Missing trillions: European Central Bank says top one per cent actually richer than previously thought
August 09, 2014
Scrooge McDuck was never shy about his wealth.
Scrooge McDuck was never shy about his wealth. Source: Supplied
THE world’s richest one per cent is actually richer than previously thought, according to a new study by the European Central Bank.
Apparently, rich people don’t like to reveal just how rich they are.
The study by ECB senior economist Philip Vermeulen argues inaccurate survey data provided by the super-rich has led to serious under-counting.
In the US, it has been estimated that the top one per cent own a third of total wealth, while the top five per cent own 59 per cent.
According to Mr Vermulen’s revised figures, which take into account data such as Forbes Rich Lists, the top one per cent of Americans may actually hold up to 37 per cent of the nation’s wealth.
With US household net worth estimated at $A80.88 trillion, a three per cent error could amount to $2.43 trillion in missing money — and billions of lost tax revenue.
Richer than we ever thought. Bill Gates’s fortune is estimated at $US80 billion. AFP PHOT
Richer than we ever thought. Bill Gates’s fortune is estimated at $US80 billion. AFP PHOTO / ZACHARIAS ABUBEKER Source: AFP
“The difficulty rests in the fact that much of our knowledge of the wealth distribution is derived from household surveys,” Mr Vermulen writes.
Those are the Survey of Consumer Finances in the US, and the more recent Household Finance and Consumption Survey in Europe.
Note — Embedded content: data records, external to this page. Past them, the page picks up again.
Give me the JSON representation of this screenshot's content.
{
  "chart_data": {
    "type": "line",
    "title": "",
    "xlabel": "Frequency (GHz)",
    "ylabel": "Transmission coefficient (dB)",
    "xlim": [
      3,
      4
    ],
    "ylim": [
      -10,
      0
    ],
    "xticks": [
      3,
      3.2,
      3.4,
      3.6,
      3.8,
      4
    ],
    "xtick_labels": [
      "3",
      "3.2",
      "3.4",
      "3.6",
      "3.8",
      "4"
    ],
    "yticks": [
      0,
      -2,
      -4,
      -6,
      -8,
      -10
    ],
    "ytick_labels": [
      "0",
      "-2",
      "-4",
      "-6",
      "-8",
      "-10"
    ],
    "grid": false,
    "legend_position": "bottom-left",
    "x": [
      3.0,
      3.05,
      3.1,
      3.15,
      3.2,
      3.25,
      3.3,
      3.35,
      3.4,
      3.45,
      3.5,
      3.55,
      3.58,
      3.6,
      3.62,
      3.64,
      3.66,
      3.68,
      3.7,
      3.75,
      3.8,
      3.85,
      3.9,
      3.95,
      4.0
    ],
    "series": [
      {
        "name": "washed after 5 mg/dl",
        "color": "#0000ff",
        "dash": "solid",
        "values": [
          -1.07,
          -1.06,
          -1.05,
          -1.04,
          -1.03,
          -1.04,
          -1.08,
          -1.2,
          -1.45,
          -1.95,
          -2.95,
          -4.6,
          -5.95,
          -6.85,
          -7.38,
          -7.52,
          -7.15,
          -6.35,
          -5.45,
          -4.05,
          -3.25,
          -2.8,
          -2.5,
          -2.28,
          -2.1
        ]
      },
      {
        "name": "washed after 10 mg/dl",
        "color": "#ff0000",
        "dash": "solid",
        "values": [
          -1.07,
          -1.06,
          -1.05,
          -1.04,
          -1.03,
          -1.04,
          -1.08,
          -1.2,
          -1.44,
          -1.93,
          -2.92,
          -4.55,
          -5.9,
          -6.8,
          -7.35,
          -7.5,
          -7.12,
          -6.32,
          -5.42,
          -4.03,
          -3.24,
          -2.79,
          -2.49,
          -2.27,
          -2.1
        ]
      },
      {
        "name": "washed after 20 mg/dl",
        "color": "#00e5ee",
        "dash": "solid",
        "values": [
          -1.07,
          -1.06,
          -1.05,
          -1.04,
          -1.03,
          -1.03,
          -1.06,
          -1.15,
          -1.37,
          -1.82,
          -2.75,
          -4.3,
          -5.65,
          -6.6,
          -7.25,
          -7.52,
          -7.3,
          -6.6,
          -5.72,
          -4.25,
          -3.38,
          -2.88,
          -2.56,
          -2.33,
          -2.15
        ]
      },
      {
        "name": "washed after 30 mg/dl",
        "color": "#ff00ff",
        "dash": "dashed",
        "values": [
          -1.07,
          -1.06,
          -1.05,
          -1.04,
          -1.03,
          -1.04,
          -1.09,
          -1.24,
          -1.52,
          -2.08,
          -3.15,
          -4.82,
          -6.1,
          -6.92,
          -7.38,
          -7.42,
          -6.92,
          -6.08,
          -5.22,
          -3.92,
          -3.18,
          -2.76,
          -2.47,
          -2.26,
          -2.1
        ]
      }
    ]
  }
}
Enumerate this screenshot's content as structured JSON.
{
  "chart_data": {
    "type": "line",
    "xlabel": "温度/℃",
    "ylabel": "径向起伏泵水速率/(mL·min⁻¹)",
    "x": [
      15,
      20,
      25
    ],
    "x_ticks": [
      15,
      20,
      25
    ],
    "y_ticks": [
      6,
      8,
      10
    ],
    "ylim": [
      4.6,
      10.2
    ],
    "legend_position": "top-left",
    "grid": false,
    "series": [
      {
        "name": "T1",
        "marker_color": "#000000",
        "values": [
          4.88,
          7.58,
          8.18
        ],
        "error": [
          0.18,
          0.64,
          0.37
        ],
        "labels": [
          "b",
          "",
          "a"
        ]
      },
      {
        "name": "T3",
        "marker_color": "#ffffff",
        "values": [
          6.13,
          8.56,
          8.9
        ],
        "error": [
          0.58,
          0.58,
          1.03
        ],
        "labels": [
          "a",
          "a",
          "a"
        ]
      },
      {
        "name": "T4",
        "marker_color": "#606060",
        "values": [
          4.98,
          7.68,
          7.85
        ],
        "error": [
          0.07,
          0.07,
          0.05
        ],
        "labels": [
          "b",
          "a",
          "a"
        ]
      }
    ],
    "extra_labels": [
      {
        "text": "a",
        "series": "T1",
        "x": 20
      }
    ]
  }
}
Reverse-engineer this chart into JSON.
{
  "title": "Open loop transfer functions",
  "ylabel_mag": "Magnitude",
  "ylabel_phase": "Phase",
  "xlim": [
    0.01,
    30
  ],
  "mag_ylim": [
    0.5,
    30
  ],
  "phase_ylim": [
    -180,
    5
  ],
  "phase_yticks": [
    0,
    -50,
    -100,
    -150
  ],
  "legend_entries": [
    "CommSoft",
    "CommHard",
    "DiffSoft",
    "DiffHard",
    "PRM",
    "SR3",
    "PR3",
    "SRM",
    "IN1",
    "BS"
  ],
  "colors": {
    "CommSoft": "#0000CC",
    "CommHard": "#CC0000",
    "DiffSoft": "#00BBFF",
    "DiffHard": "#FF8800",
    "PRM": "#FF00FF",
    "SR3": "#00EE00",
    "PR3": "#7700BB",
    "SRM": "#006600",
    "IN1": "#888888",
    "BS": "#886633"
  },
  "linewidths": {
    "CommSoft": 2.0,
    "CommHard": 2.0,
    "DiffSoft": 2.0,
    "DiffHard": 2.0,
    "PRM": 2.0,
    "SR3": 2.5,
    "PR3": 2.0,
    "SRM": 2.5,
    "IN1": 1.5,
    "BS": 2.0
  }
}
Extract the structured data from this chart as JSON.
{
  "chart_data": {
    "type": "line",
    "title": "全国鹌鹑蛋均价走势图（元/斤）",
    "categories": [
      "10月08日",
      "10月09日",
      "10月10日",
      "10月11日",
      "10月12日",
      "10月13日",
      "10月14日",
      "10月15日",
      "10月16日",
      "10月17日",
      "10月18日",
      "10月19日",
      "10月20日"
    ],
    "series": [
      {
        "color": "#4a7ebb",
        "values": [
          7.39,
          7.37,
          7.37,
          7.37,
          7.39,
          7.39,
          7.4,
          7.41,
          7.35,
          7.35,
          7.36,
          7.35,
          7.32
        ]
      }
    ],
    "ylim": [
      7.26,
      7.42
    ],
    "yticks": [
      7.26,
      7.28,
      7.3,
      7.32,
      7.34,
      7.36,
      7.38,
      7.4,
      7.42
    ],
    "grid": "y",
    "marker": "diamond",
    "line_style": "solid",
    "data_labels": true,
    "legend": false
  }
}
“Measuring wealth at the top is always difficult with household surveys, as these are widely believed to suffer from various degrees of non-response and differential non-response.”
In other words, while most surveys suffer from non-response, rich people are far more likely not to respond, skewing the figures.
He argues these “missing rich” make it more difficult for economists and policymakers to do their jobs. “Not only do policymakers care about wealth for fiscal policy purposes, the share of wealth held at the very top has become an important parameter used to calibrate macro-economic models,” he writes.
However, Professor Sinclair Davidson of the School of Economics, Finance and Marketing at RMIT describes it as a “silly argument”, and that it’s “not the job of the wealthy to make life simpler for bureaucrats and modellers”.
“The fact that rich people have money makes it more difficult for modellers to model? That’s the tail wagging the dog,” Professor Davidson says.
“To be quite honest it’s one of those things that isn’t really that surprising, that the wealthiest people in society are wealthier than we imagine. Part of it is a privacy thing — we don’t really know who’s got what income in society generally. People to a certain extent want to keep their wealth secret.”